ガンクとドルマックが言い合いしているうちにも醜悪に変化したオレの姿は危険な魔力を纏いながら、確かに魔獣と呼ばれても相違無い程に禍々しく変貌していた。
オレの頭の中に断続的に声が響き渡っていく。
オレは耳を塞いで前世のオレの声を聞こえないようにするなんて出来なかった。その声は繋がった意識を通じて頭に直接流れ込んでくるのだから。
[俺は世界から拒絶された]
[俺は誰にも必要とされてない]
[俺は嫌いだ。俺にこんな酷いことした奴も。自分も。誰もかも、全てが大嫌いだ]
[俺はもう助からない]
[苦しかった。痛かった。寂しかった]
[俺はもう死ぬ]
[死ぬなら全て消えてくれ]
[俺ごと消えてくれ]
[こんな世界はいらない。憎い……]
前世のオレはどこかに閉じ込められたまま真っ暗闇の中で長期間過ごしていた。それは死を待つくらいの日数だった。
この超大型船の甲板へ呼び出されて見て感じている風景も感触も全て幻覚のように認識しているようだった。
そう、生き残ることすら既に諦めてしまっている。だから何者も受け入れることはしないみたいだった。
オレってば、こんな奴だったの? もうちょっと頑張ってくれよ!
そう思うけれど、ソルノにここへ引き上げられる前に前世のオレと一緒に過ごした時間は壮絶だった。だから、オレは決して前世の自分のことを責められなかった。
でも!
前世のオレの声は現世のオレの意識へ届くのに一方通行だった。

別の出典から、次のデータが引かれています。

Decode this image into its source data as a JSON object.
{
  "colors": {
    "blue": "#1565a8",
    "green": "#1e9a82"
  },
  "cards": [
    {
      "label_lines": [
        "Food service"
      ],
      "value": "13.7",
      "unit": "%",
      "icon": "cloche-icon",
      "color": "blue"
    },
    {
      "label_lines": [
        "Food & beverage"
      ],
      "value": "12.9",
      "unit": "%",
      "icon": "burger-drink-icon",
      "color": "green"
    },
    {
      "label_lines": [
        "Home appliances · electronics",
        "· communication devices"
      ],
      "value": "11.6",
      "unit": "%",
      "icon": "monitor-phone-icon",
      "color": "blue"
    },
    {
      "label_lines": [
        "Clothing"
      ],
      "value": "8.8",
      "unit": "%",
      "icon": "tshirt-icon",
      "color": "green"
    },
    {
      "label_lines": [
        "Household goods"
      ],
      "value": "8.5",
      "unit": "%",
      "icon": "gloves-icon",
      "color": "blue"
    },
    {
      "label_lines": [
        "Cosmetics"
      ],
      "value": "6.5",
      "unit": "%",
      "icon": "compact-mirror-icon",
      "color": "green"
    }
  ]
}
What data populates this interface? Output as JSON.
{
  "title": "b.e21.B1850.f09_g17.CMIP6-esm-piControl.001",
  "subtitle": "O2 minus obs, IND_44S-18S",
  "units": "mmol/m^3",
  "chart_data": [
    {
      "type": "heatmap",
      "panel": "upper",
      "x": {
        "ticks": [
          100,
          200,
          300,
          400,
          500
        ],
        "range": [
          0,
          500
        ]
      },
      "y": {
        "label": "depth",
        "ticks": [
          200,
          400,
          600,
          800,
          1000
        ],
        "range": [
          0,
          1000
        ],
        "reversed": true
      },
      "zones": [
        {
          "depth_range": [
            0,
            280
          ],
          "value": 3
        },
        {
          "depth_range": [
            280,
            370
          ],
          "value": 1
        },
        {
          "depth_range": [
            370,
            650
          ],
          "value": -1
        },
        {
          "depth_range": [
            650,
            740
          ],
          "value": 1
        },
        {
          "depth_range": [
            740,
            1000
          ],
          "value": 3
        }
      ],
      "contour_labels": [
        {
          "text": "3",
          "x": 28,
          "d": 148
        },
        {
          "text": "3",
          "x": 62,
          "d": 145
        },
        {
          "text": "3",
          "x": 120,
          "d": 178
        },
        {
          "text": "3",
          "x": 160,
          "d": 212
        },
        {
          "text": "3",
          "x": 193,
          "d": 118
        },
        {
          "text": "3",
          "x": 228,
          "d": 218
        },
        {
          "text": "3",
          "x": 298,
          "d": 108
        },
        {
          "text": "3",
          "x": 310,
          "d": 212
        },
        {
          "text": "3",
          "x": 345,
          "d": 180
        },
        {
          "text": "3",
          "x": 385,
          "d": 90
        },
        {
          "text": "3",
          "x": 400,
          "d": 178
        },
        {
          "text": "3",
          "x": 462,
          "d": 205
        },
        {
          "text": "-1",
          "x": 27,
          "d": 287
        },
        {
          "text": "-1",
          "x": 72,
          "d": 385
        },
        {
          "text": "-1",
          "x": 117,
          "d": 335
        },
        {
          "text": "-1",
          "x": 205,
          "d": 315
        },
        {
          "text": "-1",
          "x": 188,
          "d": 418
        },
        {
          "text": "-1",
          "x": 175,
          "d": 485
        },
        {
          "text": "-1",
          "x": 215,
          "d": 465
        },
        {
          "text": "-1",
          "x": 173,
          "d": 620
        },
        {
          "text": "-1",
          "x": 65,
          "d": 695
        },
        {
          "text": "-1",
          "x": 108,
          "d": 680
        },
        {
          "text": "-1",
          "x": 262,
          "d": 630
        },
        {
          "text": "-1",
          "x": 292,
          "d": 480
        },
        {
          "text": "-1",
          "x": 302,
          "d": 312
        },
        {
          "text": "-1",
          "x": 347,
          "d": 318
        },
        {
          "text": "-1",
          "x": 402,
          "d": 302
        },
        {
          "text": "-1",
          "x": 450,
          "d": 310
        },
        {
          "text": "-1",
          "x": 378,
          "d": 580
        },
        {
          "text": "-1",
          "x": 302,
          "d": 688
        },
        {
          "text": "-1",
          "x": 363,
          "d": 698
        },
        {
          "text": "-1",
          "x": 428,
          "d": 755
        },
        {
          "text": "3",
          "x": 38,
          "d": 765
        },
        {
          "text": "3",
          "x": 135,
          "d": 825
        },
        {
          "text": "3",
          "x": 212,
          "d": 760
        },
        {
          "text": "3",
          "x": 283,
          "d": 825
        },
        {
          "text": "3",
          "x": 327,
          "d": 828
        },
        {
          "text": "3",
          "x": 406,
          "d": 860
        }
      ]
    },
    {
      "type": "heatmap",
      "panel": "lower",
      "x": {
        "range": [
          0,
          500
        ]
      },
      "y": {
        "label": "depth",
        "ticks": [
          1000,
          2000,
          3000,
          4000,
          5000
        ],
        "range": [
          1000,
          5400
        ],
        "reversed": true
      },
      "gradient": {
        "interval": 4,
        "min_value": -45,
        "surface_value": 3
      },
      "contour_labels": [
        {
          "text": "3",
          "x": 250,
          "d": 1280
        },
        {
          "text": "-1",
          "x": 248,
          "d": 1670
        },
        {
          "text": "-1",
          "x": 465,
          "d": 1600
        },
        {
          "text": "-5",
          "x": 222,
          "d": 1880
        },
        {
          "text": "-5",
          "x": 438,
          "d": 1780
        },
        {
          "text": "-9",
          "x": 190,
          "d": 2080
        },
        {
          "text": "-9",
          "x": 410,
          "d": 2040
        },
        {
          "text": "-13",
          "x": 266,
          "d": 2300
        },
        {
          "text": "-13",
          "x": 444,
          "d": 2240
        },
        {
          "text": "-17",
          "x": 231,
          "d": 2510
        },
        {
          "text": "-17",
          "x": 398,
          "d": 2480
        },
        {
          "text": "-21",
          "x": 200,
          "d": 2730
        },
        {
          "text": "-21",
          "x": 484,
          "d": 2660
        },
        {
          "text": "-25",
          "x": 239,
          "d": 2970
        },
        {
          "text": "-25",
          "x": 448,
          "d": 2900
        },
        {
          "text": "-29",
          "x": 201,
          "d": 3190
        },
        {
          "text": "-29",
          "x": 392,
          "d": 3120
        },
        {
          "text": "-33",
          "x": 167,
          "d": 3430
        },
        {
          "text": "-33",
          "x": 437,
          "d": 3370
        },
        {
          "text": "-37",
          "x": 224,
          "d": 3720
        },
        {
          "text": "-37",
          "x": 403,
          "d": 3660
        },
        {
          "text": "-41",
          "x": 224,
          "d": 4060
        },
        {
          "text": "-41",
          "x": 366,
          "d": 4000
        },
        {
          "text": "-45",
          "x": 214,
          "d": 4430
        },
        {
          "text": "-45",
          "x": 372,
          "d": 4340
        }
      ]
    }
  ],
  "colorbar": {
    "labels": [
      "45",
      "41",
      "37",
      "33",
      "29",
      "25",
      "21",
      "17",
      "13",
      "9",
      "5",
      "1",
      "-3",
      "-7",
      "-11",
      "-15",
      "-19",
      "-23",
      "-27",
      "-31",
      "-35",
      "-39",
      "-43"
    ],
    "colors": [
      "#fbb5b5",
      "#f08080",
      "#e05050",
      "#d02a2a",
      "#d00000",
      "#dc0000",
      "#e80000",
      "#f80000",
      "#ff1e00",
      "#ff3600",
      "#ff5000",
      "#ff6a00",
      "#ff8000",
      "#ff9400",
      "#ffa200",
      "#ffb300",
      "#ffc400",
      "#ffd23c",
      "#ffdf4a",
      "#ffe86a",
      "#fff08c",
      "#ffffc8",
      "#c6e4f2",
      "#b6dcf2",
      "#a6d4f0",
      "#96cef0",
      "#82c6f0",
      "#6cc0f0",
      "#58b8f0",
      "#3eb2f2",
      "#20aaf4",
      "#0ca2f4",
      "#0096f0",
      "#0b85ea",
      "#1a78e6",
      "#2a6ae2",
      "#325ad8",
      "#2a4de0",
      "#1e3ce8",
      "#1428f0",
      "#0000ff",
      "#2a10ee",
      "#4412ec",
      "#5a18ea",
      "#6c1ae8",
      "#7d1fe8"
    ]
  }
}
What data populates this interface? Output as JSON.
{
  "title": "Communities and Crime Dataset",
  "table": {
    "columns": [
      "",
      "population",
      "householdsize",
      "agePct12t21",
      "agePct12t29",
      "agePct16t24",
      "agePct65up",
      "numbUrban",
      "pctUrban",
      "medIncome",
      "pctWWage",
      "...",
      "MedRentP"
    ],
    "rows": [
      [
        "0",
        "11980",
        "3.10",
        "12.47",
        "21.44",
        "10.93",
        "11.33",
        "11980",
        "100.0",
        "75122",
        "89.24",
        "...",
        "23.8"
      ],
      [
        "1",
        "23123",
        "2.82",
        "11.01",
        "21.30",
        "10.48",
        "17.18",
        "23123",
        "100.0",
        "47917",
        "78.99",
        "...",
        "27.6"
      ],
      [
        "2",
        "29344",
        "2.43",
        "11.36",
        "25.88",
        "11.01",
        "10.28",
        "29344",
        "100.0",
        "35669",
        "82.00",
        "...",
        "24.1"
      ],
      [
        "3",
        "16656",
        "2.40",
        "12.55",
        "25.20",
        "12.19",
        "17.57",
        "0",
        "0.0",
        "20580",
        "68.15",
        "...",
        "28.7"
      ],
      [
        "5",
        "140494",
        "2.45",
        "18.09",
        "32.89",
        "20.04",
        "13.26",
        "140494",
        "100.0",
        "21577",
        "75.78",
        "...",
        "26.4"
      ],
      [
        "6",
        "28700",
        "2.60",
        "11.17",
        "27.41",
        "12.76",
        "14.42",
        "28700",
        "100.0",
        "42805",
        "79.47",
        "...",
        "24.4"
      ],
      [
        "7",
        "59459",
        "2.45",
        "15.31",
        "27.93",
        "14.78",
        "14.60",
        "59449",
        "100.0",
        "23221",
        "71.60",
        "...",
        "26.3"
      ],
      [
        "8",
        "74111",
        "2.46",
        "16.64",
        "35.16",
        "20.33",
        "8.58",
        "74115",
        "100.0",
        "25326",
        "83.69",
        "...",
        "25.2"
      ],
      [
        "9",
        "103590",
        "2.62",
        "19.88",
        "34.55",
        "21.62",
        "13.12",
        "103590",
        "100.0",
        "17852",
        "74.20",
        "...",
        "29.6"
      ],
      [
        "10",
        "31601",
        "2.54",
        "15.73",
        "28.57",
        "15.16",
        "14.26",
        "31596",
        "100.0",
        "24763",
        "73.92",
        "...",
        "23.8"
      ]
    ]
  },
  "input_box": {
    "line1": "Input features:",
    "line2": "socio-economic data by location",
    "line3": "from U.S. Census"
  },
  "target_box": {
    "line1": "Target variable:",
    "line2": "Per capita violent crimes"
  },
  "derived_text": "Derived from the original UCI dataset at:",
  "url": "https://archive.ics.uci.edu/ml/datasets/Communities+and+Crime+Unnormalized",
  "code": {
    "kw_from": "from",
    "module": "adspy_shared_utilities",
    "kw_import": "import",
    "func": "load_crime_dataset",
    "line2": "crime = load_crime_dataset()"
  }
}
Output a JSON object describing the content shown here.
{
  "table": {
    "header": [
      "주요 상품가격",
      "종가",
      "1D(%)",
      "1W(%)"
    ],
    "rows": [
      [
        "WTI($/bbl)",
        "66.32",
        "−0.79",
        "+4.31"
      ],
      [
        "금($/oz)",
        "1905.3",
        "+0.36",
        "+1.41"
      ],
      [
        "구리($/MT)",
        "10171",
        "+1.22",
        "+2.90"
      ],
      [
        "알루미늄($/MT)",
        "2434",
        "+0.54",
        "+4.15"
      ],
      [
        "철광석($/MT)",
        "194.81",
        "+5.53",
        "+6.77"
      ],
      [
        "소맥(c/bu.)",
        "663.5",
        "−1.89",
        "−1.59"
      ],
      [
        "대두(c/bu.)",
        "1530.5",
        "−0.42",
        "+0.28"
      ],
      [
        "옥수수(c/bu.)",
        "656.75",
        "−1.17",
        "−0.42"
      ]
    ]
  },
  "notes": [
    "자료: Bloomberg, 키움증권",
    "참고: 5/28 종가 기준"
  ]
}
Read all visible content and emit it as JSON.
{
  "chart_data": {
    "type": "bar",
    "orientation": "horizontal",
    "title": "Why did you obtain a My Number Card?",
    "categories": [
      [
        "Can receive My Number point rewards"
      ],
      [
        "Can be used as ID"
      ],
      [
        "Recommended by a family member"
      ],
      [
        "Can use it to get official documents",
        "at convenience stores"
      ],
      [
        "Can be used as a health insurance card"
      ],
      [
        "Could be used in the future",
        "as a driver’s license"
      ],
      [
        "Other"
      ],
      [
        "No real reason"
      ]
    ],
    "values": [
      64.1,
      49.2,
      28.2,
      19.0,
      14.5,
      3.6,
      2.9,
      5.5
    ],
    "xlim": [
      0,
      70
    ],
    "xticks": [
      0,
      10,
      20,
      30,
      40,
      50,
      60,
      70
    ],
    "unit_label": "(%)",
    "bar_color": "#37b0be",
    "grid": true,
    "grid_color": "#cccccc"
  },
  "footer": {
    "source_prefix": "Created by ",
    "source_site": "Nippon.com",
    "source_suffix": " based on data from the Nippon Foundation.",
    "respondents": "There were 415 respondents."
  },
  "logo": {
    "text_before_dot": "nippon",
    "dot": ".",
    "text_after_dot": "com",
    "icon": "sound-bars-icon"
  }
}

オレがいくら語りかけても一向に聞き分けてくれている気配を見せない。
同じ『オレ』だろ?
虚しさが募ってくる。もどかしくてたまらない。
だけど、それで諦めていたらオレはドルマックに何されるか分かったもんじゃないし、ガンクをオレの手で傷付ける結果になんか絶対にさせたくない。
何が暴走だ、ふざけんな!
オレの必死の呼び掛けがもしかしたら通用しているのかもしれない。
前世のオレは蓄えた凶悪な魔力を身体に宿してそのまま待機でもするように停止していた。
動かないままでいてくれてればいい。だけどこのままじゃ状況は絶対にマズイ……。
刹那。
禍々しい魔力が暴発されたように周囲を強襲していった。
ドルマックの頭皮に刻まれた文字の刃が巻き戻しのように乱回転して戻っていく。オレは船の上に漂ったままその光景を呆然と見下ろしていた。
あまりにも一瞬の出来事にオレは目を見張るばかりだった。オレの視線の先にあったでっかいオレ自身であるランドの身体は切り裂かれて血を流していた。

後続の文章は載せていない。